Re: Indexing content, storing html

Posted by Reece <li...@gmail.com>.

I did this as well, but found problems when searching (tags in between
words caused searching nightmares).  I recommend stripping out all the
tags using the HTMLTokenFilterFactory or your own regex when indexing,
and storing the actual HTML in an actual database.

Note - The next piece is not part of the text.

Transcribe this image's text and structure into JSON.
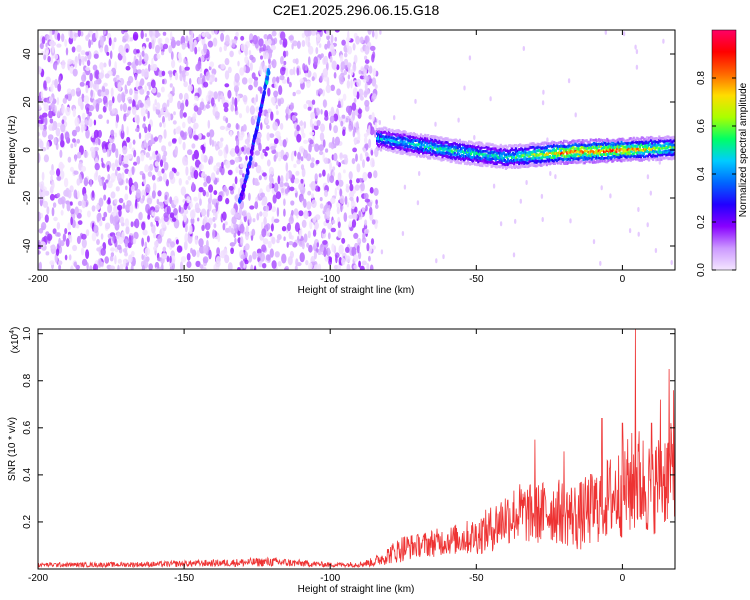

If you really want to store the HTML though, you can use cdata in the
xml like this:

<?xml version="1.0" encoding="UTF-8" ?>
        <add>
            <doc>
                <field name="id">123</field>
                <field name="title"><![CDATA[yourbightmlstring]]></field>
            </doc>
      </add>

The CDATA thing will basically say anything between it's tag's will be
rendered as the field value.  It only breaks if your html string has a
"]]>" in it to end the data tag.

-Reece

On Fri, Feb 22, 2008 at 12:19 PM, Paul deGrandis
<pa...@gmail.com> wrote:
> Hi all,
>
>  I'm working on a solr app that pulls HTML from an embedded JavaScript
>  WYSIWYG editor, and I need to index on the content, but store and
>  reproduce the HTML.  The problem I have is when I try to add and
>  commit, the HTML gets interpreted as XML.  Is the way to do this
>  properly to create an HTMLTokenFilterFactory?  And if so, is there a
>  collection of plugins (like filters and such) that someone can point
>  me to?
>
>  Regards,
>  Paul
>